通过查询描述文件得知,GarrageYrBLt为车库建造年份,使用房子的建造年份代替。
data$GarageYrBlt[is.na(data$GarageYrBlt)] <- data$YearBuilt[is.na(data$GarageYrBlt)]
补全缺失值
对LotFrontage是房屋到街道的距离,用中位数来填充缺失。
data$LotFrontage[is.na(data$LotFrontage)] <- median(data$LotFrontage, na.rm = T)
#使用中位数补全
MasVnrType是外墙的装饰材料,对售价的影响不大。用NONE补充
data[["MasVnrType"]][is.na(data[["MasVnrType"]])] = "None"
MasVnrArea是外墙装饰材料的面积,用数值0来填充。
data[["MasVnrArea"]][is.na(data[["MasVnrArea"]])] <- 0
Utilities 没有分析的意义,直接去除
data$Utilities <- NULL
变量 BsmtFullBath BsmtHalfBath BsmtFinSF1 BsmtFinSF2 BsmtUnfSF TotalBsmtSF GarageCars GarageArea 是和车库和地下室相关的变量,是数值型变量,补充为0就可以。
drop <- c("BsmtFullBath","BsmtHalfBath","BsmtFinSF1","BsmtFinSF2","BsmtUnfSF","TotalBsmtSF","GarageCars","GarageArea")
for (x in drop ) data[[x]][is.na(data[[x]])] <- 0
#使用简单的循环进行数据清洗
MSZoning,Functional,Exterior1st,Exterior2nd,KitchenQual,Electrical,SaleType,这些是因子型变量,并且缺失值很少,用最高频率的因子来替代即可。
tidai <- c("MSZoning","Functional","Exterior1st","Exterior2nd","KitchenQual","Electrical","SaleType")
for (x in tidai ) data[[x]][is.na(data[[x]])] <- levels(data[[x]])[which.max(table(data[[x]]))]
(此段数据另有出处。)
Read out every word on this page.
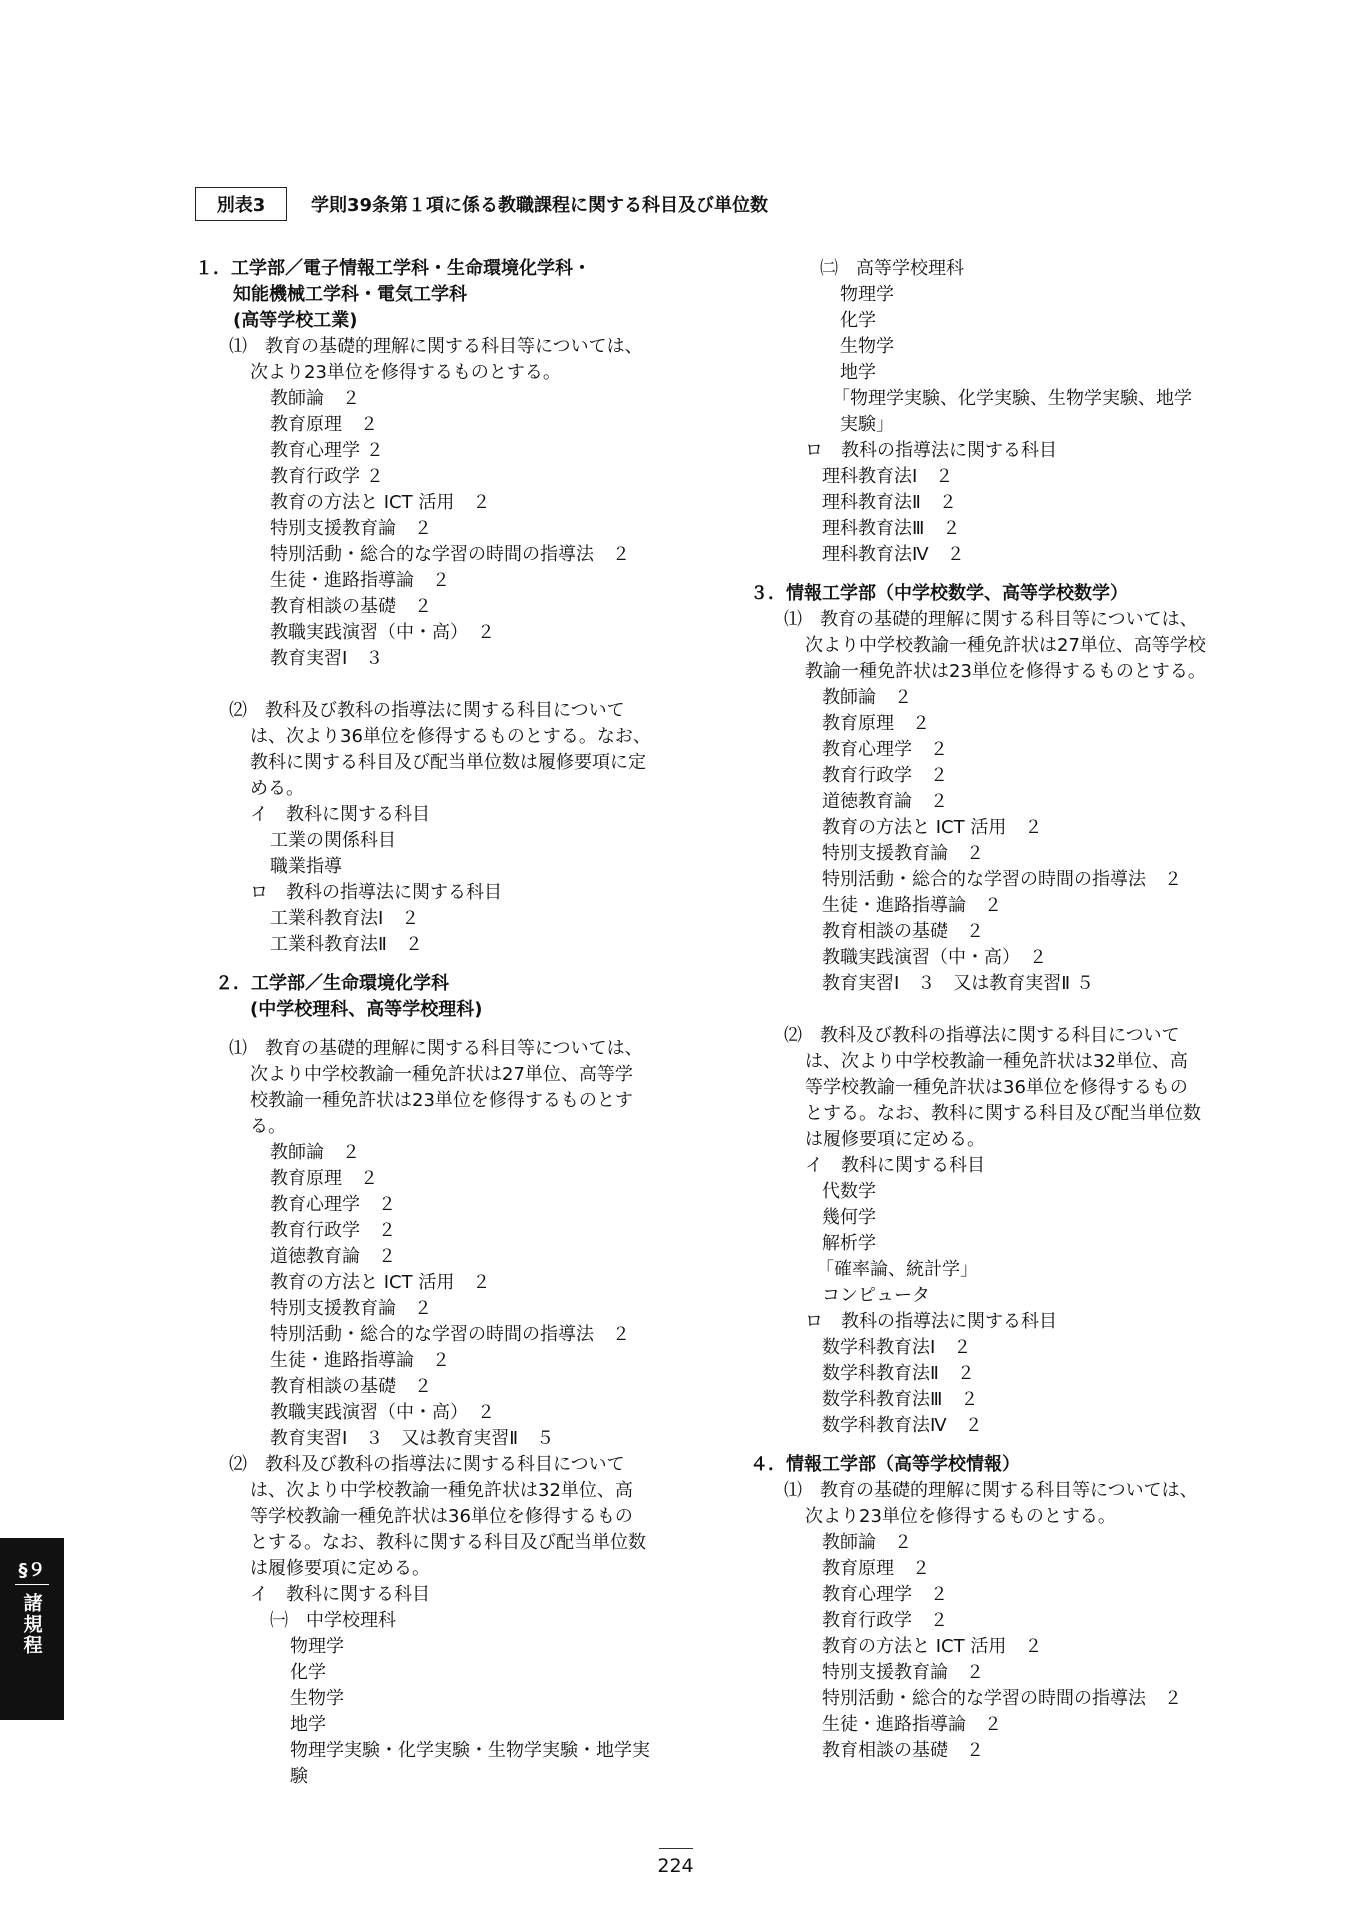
別表3	学則39条第１項に係る教職課程に関する科目及び単位数
１．工学部／電子情報工学科・生命環境化学科・
知能機械工学科・電気工学科
(高等学校工業)
⑴　教育の基礎的理解に関する科目等については、
次より23単位を修得するものとする。
教師論　２
教育原理　２
教育心理学 ２
教育行政学 ２
教育の方法と ICT 活用　２
特別支援教育論　２
特別活動・総合的な学習の時間の指導法　２
生徒・進路指導論　２
教育相談の基礎　２
教職実践演習（中・高）　２
教育実習Ⅰ　３
⑵　教科及び教科の指導法に関する科目について
は、次より36単位を修得するものとする。なお、
教科に関する科目及び配当単位数は履修要項に定
める。
イ　教科に関する科目
工業の関係科目
職業指導
ロ　教科の指導法に関する科目
工業科教育法Ⅰ　２
工業科教育法Ⅱ　２
２．工学部／生命環境化学科
(中学校理科、高等学校理科)
⑴　教育の基礎的理解に関する科目等については、
次より中学校教諭一種免許状は27単位、高等学
校教諭一種免許状は23単位を修得するものとす
る。
教師論　２
教育原理　２
教育心理学　２
教育行政学　２
道徳教育論　２
教育の方法と ICT 活用　２
特別支援教育論　２
特別活動・総合的な学習の時間の指導法　２
生徒・進路指導論　２
教育相談の基礎　２
教職実践演習（中・高）　２
教育実習Ⅰ　３　又は教育実習Ⅱ　５
⑵　教科及び教科の指導法に関する科目について
は、次より中学校教諭一種免許状は32単位、高
等学校教諭一種免許状は36単位を修得するもの
とする。なお、教科に関する科目及び配当単位数
は履修要項に定める。
イ　教科に関する科目
㈠　中学校理科
物理学
化学
生物学
地学
物理学実験・化学実験・生物学実験・地学実
験
㈡　高等学校理科
物理学
化学
生物学
地学
「物理学実験、化学実験、生物学実験、地学
実験」
ロ　教科の指導法に関する科目
理科教育法Ⅰ　２
理科教育法Ⅱ　２
理科教育法Ⅲ　２
理科教育法Ⅳ　２
３．情報工学部（中学校数学、高等学校数学）
⑴　教育の基礎的理解に関する科目等については、
次より中学校教諭一種免許状は27単位、高等学校
教諭一種免許状は23単位を修得するものとする。
教師論　２
教育原理　２
教育心理学　２
教育行政学　２
道徳教育論　２
教育の方法と ICT 活用　２
特別支援教育論　２
特別活動・総合的な学習の時間の指導法　２
生徒・進路指導論　２
教育相談の基礎　２
教職実践演習（中・高）　２
教育実習Ⅰ　３　又は教育実習Ⅱ ５
⑵　教科及び教科の指導法に関する科目について
は、次より中学校教諭一種免許状は32単位、高
等学校教諭一種免許状は36単位を修得するもの
とする。なお、教科に関する科目及び配当単位数
は履修要項に定める。
イ　教科に関する科目
代数学
幾何学
解析学
「確率論、統計学」
コンピュータ
ロ　教科の指導法に関する科目
数学科教育法Ⅰ　２
数学科教育法Ⅱ　２
数学科教育法Ⅲ　２
数学科教育法Ⅳ　２
４．情報工学部（高等学校情報）
⑴　教育の基礎的理解に関する科目等については、
次より23単位を修得するものとする。
教師論　２
教育原理　２
教育心理学　２
教育行政学　２
教育の方法と ICT 活用　２
特別支援教育論　２
特別活動・総合的な学習の時間の指導法　２
生徒・進路指導論　２
教育相談の基礎　２
§９
諸規程
224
# 通过SalePrice是否为空来区分训练集和测试集
train <- data[!is.na(data$SalePrice), ]
test <- data[is.na(data$SalePrice), ]
建立模型
数据中自变量很多,根据常识我们要从自变量中选出对房价影响最大的因素。我们可以首先人工筛选出一些对房价影响大的因素,然后再添加新的变量来看是否对模型会有改善。 在国内的话,房价的主要影响因素有房子面积、房子所在的区域、小区等,房龄、房型(小高层、多层、别墅等)、特殊场景(地铁房、学区房等)、装修等也会影响价格。对美国房价来说其实也差不多。因此我们选择如下的变量作为观测。
- LotArea 房子的面积
- Neighborhood 城市街区 用来初步代替 区域、小区
- Condition1 Condition2 附近的交通情况
- BldgType 房屋类型 独栋别墅、联排别墅
- HouseStyle 房子的层数
- YearBuilt 房子建造的年份
- YearRemodAdd: 房子的改造年份
- OverallQual: 房子整体质量,考量材料和完成度
- OverallCond:房子整体条件
观察变量关系
写出函数来观察因子型变量和数值型变量的分布图。
# 加载库
library(ggplot2)
library(Rmisc)
## 载入需要的程辑包:lattice
## 载入需要的程辑包:plyr
# 将对于因子变量画图
plot2_factor <- function(var_name){
plots <- list()
plots[[1]] <- ggplot(train, aes_string(x = var_name, fill = var_name) ) +
geom_bar() +
guides(fill = FALSE) +
ggtitle(paste("count of ", var_name)) +
theme(axis.text.x = element_text(angle = 90, hjust =1))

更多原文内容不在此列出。